Komitmen Pengawasan DPRD
DPRD Manado menyatakan akan melakukan pengawasan secara berkala terhadap pengelolaan kawasan kuliner Kampung Cina. Pengawasan tersebut mencakup penerapan aturan yang adil, penggunaan fasilitas umum, serta kebijakan pemerintah kota yang berdampak langsung pada pelaku UMKM.
Langkah ini diharapkan dapat mencegah munculnya persoalan baru yang merugikan pedagang.

Baca juga: Kota Manado Diterjang Cuaca Buruk, Pesisir Pantai Sindulang Penuh dengan Sampah
Penataan Kawasan Jadi Perhatian Utama
Penataan kawasan menjadi salah satu fokus utama dalam pembahasan RDP. DPRD Manado mendorong pemerintah kota untuk melakukan penataan yang memperhatikan aspek estetika, kebersihan, dan keamanan tanpa mengabaikan kepentingan UMKM.
Kawasan kuliner diharapkan tidak hanya menjadi pusat ekonomi rakyat, tetapi juga destinasi wisata yang nyaman.
Jamin Kepastian Berusaha bagi UMKM
DPRD Manado menekankan pentingnya kepastian berusaha bagi pelaku UMKM. Aturan yang jelas dan konsisten dinilai sangat dibutuhkan agar pedagang dapat menjalankan usaha dengan tenang tanpa khawatir adanya penertiban mendadak.
Kepastian ini diharapkan mampu mendorong UMKM untuk berkembang dan meningkatkan kesejahteraan pelaku usaha.
Sinergi DPRD dan Pemkot Manado
Dalam RDP tersebut, DPRD Manado juga menegaskan perlunya sinergi yang kuat dengan Pemerintah Kota Manado. Koordinasi lintas perangkat daerah dinilai penting untuk memastikan kebijakan yang diterapkan benar-benar berpihak kepada UMKM.

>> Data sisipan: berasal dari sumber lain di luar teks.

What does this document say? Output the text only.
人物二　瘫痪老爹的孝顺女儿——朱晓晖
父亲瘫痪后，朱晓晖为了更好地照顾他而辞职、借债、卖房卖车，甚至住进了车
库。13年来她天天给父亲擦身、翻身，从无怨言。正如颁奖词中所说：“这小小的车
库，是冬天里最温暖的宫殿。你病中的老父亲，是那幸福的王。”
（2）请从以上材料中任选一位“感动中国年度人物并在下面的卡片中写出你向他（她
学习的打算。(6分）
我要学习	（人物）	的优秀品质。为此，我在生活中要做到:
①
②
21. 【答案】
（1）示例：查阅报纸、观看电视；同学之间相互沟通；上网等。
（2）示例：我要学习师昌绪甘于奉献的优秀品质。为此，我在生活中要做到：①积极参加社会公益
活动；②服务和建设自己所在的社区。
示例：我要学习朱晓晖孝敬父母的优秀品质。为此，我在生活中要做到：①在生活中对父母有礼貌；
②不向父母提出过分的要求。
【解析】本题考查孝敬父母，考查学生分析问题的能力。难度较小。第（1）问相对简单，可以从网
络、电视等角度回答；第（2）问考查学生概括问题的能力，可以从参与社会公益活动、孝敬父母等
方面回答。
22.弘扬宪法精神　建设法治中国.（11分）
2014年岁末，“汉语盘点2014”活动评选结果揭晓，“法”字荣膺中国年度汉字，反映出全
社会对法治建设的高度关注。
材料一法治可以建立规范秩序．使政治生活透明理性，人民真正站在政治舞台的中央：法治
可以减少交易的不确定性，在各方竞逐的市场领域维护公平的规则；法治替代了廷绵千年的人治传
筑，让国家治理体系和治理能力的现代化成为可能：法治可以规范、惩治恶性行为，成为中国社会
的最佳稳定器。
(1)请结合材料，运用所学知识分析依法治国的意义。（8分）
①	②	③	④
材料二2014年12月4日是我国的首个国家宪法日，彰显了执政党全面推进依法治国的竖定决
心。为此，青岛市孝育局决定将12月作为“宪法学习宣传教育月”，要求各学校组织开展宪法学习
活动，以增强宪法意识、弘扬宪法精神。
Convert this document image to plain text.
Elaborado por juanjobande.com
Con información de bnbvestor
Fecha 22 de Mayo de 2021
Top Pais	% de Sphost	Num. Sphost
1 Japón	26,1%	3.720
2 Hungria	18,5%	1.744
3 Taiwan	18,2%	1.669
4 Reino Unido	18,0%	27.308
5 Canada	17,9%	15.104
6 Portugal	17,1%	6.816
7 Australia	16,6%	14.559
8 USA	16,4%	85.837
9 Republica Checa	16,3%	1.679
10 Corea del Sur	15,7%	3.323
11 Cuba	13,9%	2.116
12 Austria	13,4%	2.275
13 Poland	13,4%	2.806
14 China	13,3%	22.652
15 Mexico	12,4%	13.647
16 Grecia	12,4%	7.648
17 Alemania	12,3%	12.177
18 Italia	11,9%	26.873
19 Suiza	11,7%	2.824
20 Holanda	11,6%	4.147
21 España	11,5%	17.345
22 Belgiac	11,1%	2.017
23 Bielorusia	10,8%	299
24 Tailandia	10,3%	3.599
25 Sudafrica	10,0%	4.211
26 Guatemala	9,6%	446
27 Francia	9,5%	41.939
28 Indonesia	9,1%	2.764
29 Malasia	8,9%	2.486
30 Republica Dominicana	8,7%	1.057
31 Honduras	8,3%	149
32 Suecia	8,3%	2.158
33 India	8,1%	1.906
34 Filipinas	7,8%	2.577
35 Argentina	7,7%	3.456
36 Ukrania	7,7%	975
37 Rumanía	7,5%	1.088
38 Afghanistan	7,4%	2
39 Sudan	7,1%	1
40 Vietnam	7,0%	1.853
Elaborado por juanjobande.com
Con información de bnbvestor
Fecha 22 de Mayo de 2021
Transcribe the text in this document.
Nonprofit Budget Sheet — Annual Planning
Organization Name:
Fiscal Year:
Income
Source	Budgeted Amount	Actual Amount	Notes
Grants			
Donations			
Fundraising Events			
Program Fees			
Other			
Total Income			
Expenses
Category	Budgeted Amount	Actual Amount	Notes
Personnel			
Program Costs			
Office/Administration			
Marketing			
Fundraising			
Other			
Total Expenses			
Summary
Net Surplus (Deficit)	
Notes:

DPRD berkomitmen mendorong Pemkot Manado agar lebih responsif terhadap aspirasi pedagang.
Kawasan Kuliner sebagai Penggerak Ekonomi Lokal
Kawasan Kuliner Kampung Cina dinilai memiliki potensi besar sebagai penggerak ekonomi lokal dan destinasi kuliner khas Kota Manado. Dengan pengelolaan yang baik, kawasan ini dapat menjadi ruang usaha yang produktif sekaligus mendukung sektor pariwisata.
DPRD berharap potensi tersebut dapat dimaksimalkan melalui kebijakan yang tepat.
Tindak Lanjut Hasil RDP
Sebagai tindak lanjut hasil RDP, DPRD Manado akan memantau implementasi kesepakatan yang telah dicapai. Evaluasi berkala akan dilakukan untuk memastikan kebijakan berjalan sesuai harapan dan tidak merugikan pelaku UMKM.
Jika ditemukan kendala, DPRD membuka ruang dialog lanjutan bersama pelaku UMKM dan pemerintah kota.
Harapan UMKM Kampung Cina
Pelaku UMKM berharap hasil RDP tidak berhenti pada tataran wacana, tetapi diwujudkan dalam tindakan nyata di lapangan. Mereka menginginkan pengelolaan kawasan yang lebih tertib, adil, dan mendukung keberlanjutan usaha.
Dengan adanya pengawasan DPRD, pelaku UMKM optimistis kawasan kuliner Kampung Cina dapat berkembang lebih baik ke depan.